This week was devoted to preparing the backing fabric for and tweaking the patchwork top of Ragtime Dreams, making all ready for the Monday meeting with Jan, the long-arm professional quilter, who will put it all together. Final size for the quilt: 96" wide by 104" long - way big enough for our queen-sized bed. Yea!
This is the vintage fabric, one-patch, quilt top found in a thrift shop over a year ago for a ridiculously low cost (that I could not pass up). At first I thought it was ugly, poorly made from scraps of nothing special. Now that I have come to know intimately the work and the fabrics my attitude has reversed and I believe that maker had a method, organized the rows to balance and must have had a purpose in mind.
Looking at the fabric prints and patterns I have begun to think that this top is likely about the same age that I am (that old!). I should only hope for a such a revival and rejuvenation in my next life. What was the original intent is another question; as is the question why was it abandoned.

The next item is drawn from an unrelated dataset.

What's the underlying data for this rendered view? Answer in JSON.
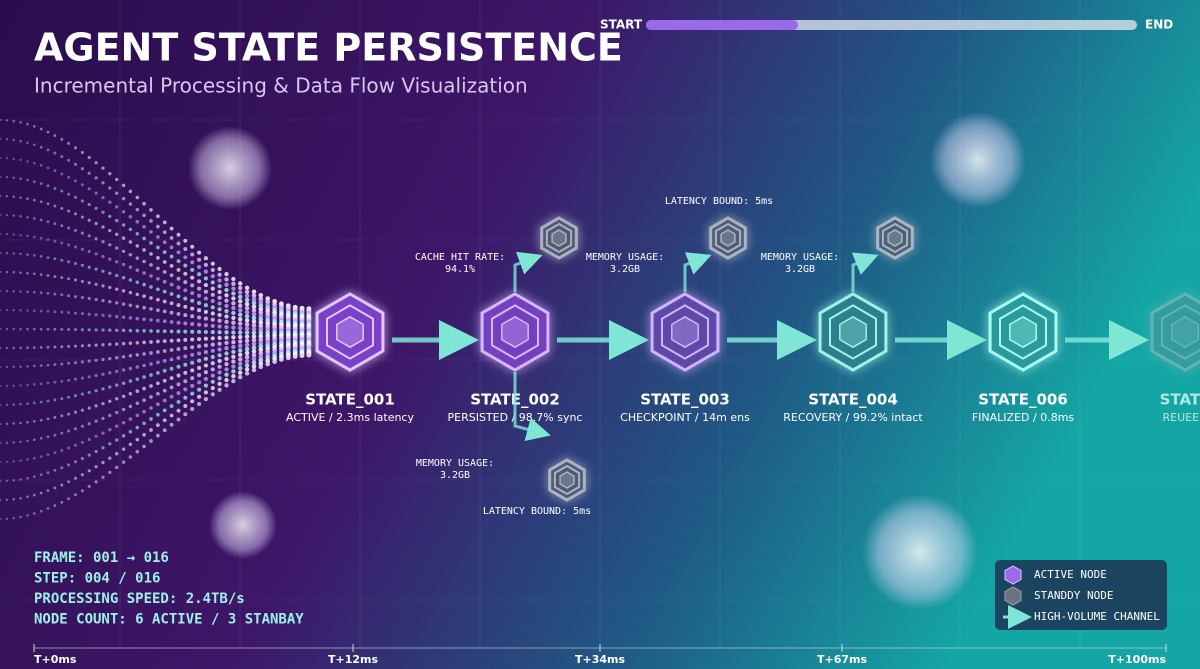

More to the point, I realize that my studio is full of many such abandoned projects and the day will likely come when some unknown shopper will find my work (the day after my spouse cleans out my studio), and may finish work I did not see to completion. I like to think they will come to appreciate my efforts as I appreciate those of my thriftshop finds.
In doing the prep to ready the Ragtime project, I am reminded of another thrift shop find early last year that became a bonus for my step-son, David. The photos are of a twin sized, Rail Fence block, with a floral-print backing that was tied w/yarns.
After a through laundering, I re-cut and re-bound the edges, hand quilted the green border, re-did most of the ties and added buttons for interest and accent (mainly and to keep David from using the top-side (?)
The pillow was a fusing-workshop-exercise that I knew I was never going to use.
Costs: the quilt was $10 and for the pillow, some scraps and a few cents for a fusible-web with 1" grid that I hated using. The idea was much better than the actual application. Never again.